Machine Learning for March Madness Is a Competition In Itself

Machine Learning for March Madness Is a Competition In Itself

This year, 47million Americans will spend an estimated $8.5 billion betting on the outcome of the NCAA basketball championships, a cultural ritual appropriately known as March Madness. Before the tournament starts, anyone who wants to place a bet must fill out a bracket, which holds their predictions for each of the 63 championship games. The winner of a betting pool is the one whose bracket most closely mirrors the results of the championship.

For most people, making a bracket is a way to flex their knowledge of collegiate basketball and maybe make a few bucks by outguessing their colleagues in the office betting pool. But for the mathematically inclined, accurately predicting March Madness brackets is a technical problem in search of a solution.

In the past few years, the proliferation of open source machine learning tools and robust, publicly available datasets have added a technological twist to March Madness: Data scientists and statisticians now compete to develop the most accurate machine learning models for bracket predictions. In these competitions, knowing how to wield random forests and logistic regression counts for more than court smarts. In fact, knowing too much about basketball might hurt your odds. Welcome to the world of Machine Learning Madness.

Betting and sports have always been closely linked, but as the size of professional and collegiate leagues ballooned during the later half of the 20th century, predicting the outcomes of sporting competitions became exponentially more difficult. In 1939, just eight teams competed in the inaugural NCAA basketball tournament, which would make the odds of filling out a perfect bracket around one in 128. When the tournament expanded to 16 teams in 1951, those odds were lowered to one in 32,768, but this is still pretty good compared to your chances of filling out a perfect 64-team bracket today, which is around one in 9.2 quintillion.

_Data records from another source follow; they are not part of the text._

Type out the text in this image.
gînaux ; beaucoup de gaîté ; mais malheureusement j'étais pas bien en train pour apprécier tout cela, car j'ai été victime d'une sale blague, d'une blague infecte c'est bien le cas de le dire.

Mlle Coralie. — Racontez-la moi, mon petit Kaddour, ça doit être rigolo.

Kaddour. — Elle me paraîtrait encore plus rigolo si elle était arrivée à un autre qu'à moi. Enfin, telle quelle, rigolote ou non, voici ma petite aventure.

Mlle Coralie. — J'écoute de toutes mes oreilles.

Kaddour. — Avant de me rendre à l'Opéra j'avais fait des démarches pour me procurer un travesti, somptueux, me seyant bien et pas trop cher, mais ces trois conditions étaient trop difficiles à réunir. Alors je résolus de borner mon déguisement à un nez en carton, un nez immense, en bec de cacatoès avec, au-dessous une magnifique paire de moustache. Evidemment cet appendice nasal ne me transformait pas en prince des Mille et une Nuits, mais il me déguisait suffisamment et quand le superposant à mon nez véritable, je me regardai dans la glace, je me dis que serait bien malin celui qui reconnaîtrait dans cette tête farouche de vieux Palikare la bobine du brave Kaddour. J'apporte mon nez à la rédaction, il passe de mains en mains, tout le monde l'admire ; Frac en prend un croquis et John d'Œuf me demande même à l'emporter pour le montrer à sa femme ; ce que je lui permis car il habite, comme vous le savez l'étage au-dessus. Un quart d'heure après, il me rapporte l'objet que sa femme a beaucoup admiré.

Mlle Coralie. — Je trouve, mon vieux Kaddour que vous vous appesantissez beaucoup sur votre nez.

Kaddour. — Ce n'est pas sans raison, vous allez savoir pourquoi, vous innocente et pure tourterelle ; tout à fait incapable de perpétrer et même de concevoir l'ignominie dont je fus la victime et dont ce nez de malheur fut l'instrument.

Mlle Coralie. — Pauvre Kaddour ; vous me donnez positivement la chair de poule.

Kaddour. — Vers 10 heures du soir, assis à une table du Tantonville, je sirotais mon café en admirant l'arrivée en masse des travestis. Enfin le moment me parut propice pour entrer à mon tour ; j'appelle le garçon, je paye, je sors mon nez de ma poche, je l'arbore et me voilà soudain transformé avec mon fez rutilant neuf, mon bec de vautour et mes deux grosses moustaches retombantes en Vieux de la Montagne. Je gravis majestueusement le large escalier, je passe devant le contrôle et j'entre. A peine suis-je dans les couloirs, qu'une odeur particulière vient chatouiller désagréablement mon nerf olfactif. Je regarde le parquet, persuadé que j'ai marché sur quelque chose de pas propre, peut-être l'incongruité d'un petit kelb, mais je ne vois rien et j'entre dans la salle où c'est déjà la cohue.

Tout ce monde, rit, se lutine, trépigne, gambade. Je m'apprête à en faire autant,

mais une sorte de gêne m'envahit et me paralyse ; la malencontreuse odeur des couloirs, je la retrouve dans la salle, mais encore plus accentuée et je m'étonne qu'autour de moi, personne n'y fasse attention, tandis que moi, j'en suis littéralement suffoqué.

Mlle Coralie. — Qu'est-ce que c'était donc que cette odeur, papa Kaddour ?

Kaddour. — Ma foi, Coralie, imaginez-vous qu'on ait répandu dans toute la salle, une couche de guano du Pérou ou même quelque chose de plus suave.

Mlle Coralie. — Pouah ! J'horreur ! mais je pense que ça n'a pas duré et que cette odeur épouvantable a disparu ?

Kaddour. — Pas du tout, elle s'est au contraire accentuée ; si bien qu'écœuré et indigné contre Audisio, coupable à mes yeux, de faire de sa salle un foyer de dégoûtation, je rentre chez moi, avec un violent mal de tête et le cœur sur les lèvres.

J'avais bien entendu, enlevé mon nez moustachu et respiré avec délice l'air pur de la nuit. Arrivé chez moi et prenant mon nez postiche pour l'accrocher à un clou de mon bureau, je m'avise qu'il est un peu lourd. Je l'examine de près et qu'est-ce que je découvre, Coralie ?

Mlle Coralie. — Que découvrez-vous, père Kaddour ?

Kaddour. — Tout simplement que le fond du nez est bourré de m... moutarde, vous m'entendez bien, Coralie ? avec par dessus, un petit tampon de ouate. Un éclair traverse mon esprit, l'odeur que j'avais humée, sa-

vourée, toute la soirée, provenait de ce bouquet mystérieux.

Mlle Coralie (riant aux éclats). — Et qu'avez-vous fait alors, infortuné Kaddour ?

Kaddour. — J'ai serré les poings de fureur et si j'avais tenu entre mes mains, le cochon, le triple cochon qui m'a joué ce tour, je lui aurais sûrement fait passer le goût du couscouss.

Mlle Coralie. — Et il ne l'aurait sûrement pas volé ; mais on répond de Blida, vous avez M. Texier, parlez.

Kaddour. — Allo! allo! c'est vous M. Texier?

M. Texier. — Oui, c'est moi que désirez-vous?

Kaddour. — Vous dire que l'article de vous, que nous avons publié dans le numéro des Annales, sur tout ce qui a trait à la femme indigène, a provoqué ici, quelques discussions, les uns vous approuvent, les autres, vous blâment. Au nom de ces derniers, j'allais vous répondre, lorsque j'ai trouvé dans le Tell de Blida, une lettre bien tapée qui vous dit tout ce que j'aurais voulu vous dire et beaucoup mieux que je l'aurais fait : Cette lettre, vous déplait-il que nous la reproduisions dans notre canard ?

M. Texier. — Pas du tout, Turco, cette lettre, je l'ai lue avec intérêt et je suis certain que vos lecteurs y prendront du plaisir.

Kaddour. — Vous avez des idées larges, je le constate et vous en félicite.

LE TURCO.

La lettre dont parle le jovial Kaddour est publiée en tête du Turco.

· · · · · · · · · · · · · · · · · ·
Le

There’s an important caveat here, however. These odds are calculated as if each team had a 50-50 chance of winning each game in the tournament, but in reality, some teams have a clear advantage over their opponents. For example, in the first round of March Madness the highest ranked teams (the first seeds) are pitted against the lowest ranked teams (the sixteenth seeds) in each division. Given that a sixteenth seed has beat a first seed only a single time in the history of March Madness, the outcomes of these games can be considered a given. As calculated by Duke University math professor Jonathan Mattingly, treating the outcomes of these games as guaranteed wins for the one seeds increases the odds of selecting a perfect bracket by six orders of magnitude to a measly one in 2.4 trillion.

In short, you have a far better chance of winning the Powerball jackpot—one in 300 billion—than you do of filling out a perfect March Madness bracket. The challenge for statisticians, then, is developing mathematical models that improve these dismal odds as much as possible. Tournament modeling or “bracketology” is a nearly alchemical process that involves identifying the most important factors in a team’s success and combining these elements in such a way that they produce the most accurate possible prediction about a team’s future performance.

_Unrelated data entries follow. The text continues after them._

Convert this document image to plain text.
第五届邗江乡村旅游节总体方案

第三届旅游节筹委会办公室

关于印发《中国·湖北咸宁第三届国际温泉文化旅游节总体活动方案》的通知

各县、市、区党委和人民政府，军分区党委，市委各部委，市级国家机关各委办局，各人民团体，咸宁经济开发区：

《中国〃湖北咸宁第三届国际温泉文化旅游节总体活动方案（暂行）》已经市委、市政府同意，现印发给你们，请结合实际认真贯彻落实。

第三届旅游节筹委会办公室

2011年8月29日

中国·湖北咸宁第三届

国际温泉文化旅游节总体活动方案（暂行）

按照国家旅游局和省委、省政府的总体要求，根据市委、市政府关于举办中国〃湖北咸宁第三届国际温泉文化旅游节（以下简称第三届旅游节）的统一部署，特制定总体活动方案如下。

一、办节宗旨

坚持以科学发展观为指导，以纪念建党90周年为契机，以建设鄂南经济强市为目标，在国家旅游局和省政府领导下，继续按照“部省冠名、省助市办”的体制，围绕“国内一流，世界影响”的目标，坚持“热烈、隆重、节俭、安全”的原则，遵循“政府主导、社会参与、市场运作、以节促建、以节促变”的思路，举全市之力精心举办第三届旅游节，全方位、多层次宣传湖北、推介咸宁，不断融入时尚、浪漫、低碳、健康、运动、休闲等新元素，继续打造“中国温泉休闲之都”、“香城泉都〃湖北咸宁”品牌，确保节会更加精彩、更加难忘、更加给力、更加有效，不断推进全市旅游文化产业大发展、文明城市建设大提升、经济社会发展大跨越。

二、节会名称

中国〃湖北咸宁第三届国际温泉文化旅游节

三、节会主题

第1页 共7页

These models will never be perfect, of course. There’s simply too much randomness in the system being modeled—players get injured, rosters change, coaches quit, and so on. This “noise” is something that no model will ever be able to fully anticipate. “The point is to try to find the trend and be more accurate than if you’re just going with your gut,” says Tim Chartier, an associate professor of mathematics at Davidson College, where he teaches a class on bracketology. “There’s only so much you can expect out of the model and then you just have to watch it play out with the randomness taking effect.”

The whole point of machine learning is to find meaningful trends among the noise. So using these techniques to predict NCAA champions makes perfect sense. Over the last few years, a steadily growing number of data scientists have competed in Machine Learning Madness, which invites participants to leverage machine learning techniques to create their NCAA tournament brackets. The contest is hosted on Kaggle, a Google-owned platform that is a cross between Stack Exchange and Github specifically designed for data scientists.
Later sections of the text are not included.